Tomorrow, I'll be at Christ Church again, to sing for the 10:30 Eucharist service with one of John's choirs, and then as soon as the service is over, I'll dart out the door and drive like a madman, up to Branchburg, to catch the tail end of the Combat Paper adventure -- Eli and David spent a week at Walter Reed Hospital recently, and we haven't heard about the experience yet. I'm feeling a little stuck, with regard to my book project -- I need at least to start another print, or get serious about rewriting the existing text, so it'll look better on the page. Or something. Maybe I'll take some of my pink fabric, and see about creating some more pulp, to make more paper. So far, I think I have six sheets, and I only need about... 114 more. That's a lot of handmade paper...
Well, it occurs to me that there's precious little here that's of real consequence.
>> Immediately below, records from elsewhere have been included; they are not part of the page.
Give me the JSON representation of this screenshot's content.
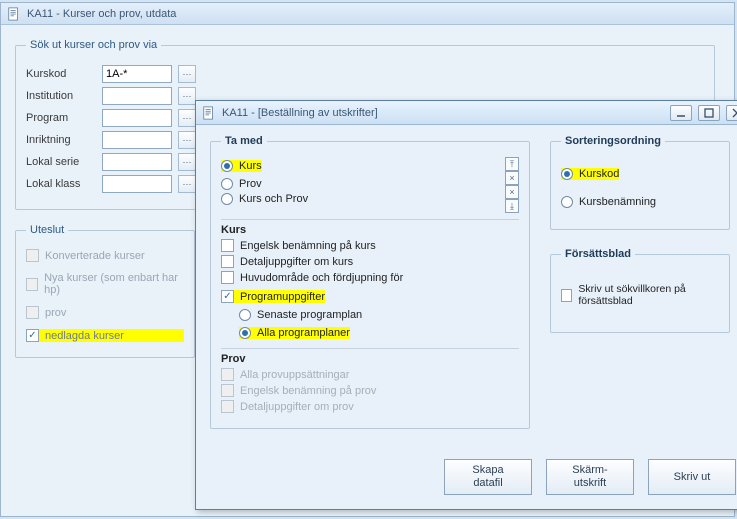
{
  "main": {
    "title": "KA11 - Kurser och prov, utdata",
    "fs_search": "Sök ut kurser och prov via",
    "fields": {
      "kurskod": {
        "label": "Kurskod",
        "value": "1A-*"
      },
      "institution": {
        "label": "Institution",
        "value": ""
      },
      "program": {
        "label": "Program",
        "value": ""
      },
      "inriktning": {
        "label": "Inriktning",
        "value": ""
      },
      "lokalserie": {
        "label": "Lokal serie",
        "value": ""
      },
      "lokalklass": {
        "label": "Lokal klass",
        "value": ""
      }
    },
    "fs_uteslut": "Uteslut",
    "uteslut": {
      "konverterade": {
        "label": "Konverterade kurser",
        "checked": false
      },
      "nyakurser": {
        "label": "Nya kurser (som enbart har hp)",
        "checked": false
      },
      "prov": {
        "label": "prov",
        "checked": false
      },
      "nedlagda": {
        "label": "nedlagda kurser",
        "checked": true
      }
    }
  },
  "dialog": {
    "title": "KA11 - [Beställning av utskrifter]",
    "tamed": {
      "legend": "Ta med",
      "kurs": "Kurs",
      "prov": "Prov",
      "kursochprov": "Kurs och Prov",
      "selected": "kurs"
    },
    "kursgroup": {
      "legend": "Kurs",
      "engelsk": "Engelsk benämning på kurs",
      "detalj": "Detaljuppgifter om kurs",
      "huvud": "Huvudområde och fördjupning för",
      "programuppg": "Programuppgifter",
      "senaste": "Senaste programplan",
      "alla": "Alla programplaner"
    },
    "provgroup": {
      "legend": "Prov",
      "alla": "Alla provuppsättningar",
      "engelsk": "Engelsk benämning på prov",
      "detalj": "Detaljuppgifter om prov"
    },
    "sort": {
      "legend": "Sorteringsordning",
      "kurskod": "Kurskod",
      "kursbenamning": "Kursbenämning"
    },
    "forsatt": {
      "legend": "Försättsblad",
      "label": "Skriv ut sökvillkoren på försättsblad"
    },
    "buttons": {
      "skapa": "Skapa\ndatafil",
      "skarm": "Skärm-\nutskrift",
      "skrivut": "Skriv ut"
    }
  }
}
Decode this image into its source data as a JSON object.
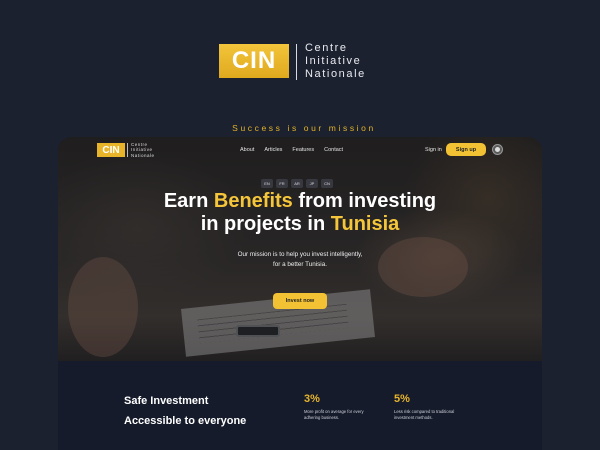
{
  "brand": {
    "logo_text": "CIN",
    "name_lines": [
      "Centre",
      "Initiative",
      "Nationale"
    ],
    "tagline": "Success is our mission",
    "accent_color": "#e8b52a"
  },
  "nav": {
    "logo_text": "CIN",
    "brand_lines": [
      "Centre",
      "Initiative",
      "Nationale"
    ],
    "links": [
      "About",
      "Articles",
      "Features",
      "Contact"
    ],
    "signin_label": "Sign in",
    "signup_label": "Sign up",
    "theme_toggle_icon": "theme-toggle-icon"
  },
  "hero": {
    "languages": [
      "EN",
      "FR",
      "AR",
      "JP",
      "CN"
    ],
    "title": {
      "part1": "Earn ",
      "highlight1": "Benefits",
      "part2": " from investing",
      "part3": "in projects in ",
      "highlight2": "Tunisia"
    },
    "subtitle_lines": [
      "Our mission is to help you invest intelligently,",
      "for a better Tunisia."
    ],
    "cta_label": "Invest now"
  },
  "stats": {
    "heading_lines": [
      "Safe Investment",
      "Accessible to everyone"
    ],
    "items": [
      {
        "value": "3%",
        "desc_lines": [
          "More profit on average for every",
          "adhering business."
        ]
      },
      {
        "value": "5%",
        "desc_lines": [
          "Less risk compared to traditional",
          "investment methods."
        ]
      }
    ]
  }
}
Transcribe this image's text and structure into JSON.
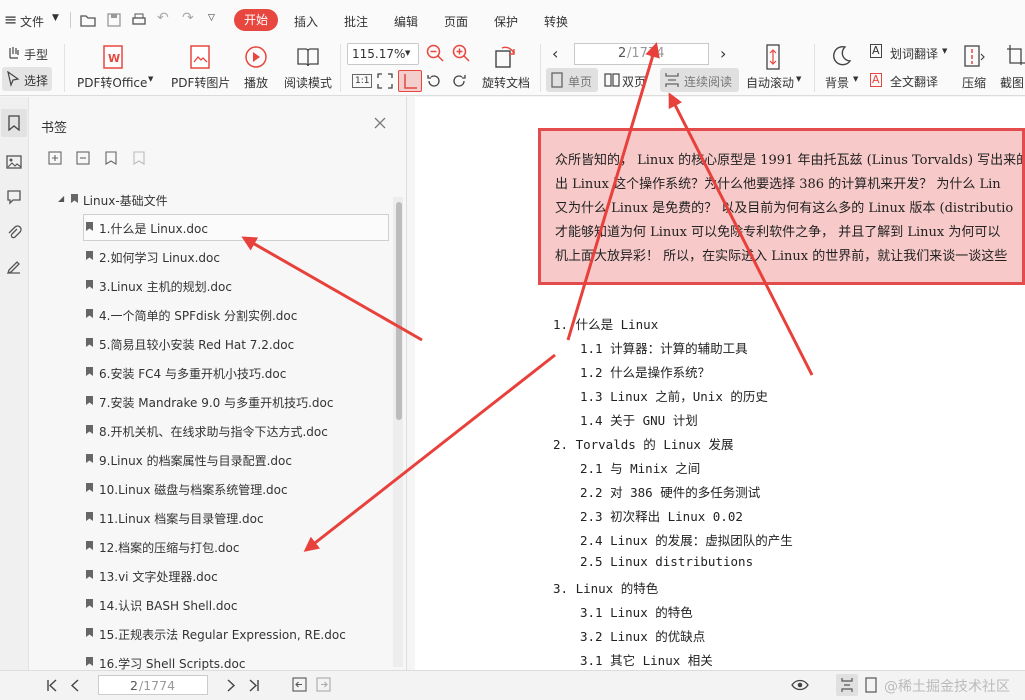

I might have been better off, transcribing the notes I made, waiting for the concert to begin, and waiting afterwards, for John to be ready to head home. Of course, I was still bemoaning my aversion to my new face, and the lengths to which I might feel compelled to go, to assuage this seemingly unstoppable negative reaction to the part of my body that's hanging off the front of my head and holding my brain in. How someone with such low self-esteem, and such a poor self-image, can be so wrapped up in his appearance, is really a mystery to me. How odd, that I've spent so much effort, over the course of my life, to try to look my best, even though I've not so secretly believed that my best wasn't anything particularly wonderful. A friend of mine used to say that paradoxes are inherently true. Perhaps this is an example of this maxim.
And now, having fulfilled my self-imposed discipline of writing something -- anything -- each day for the coming year, I'm going to excuse myself and drag myself off to bed. Morning, and travel, and parading down the center aisle of the church, with my naked face showing, await. And will arrive, I'm afraid, all too soon.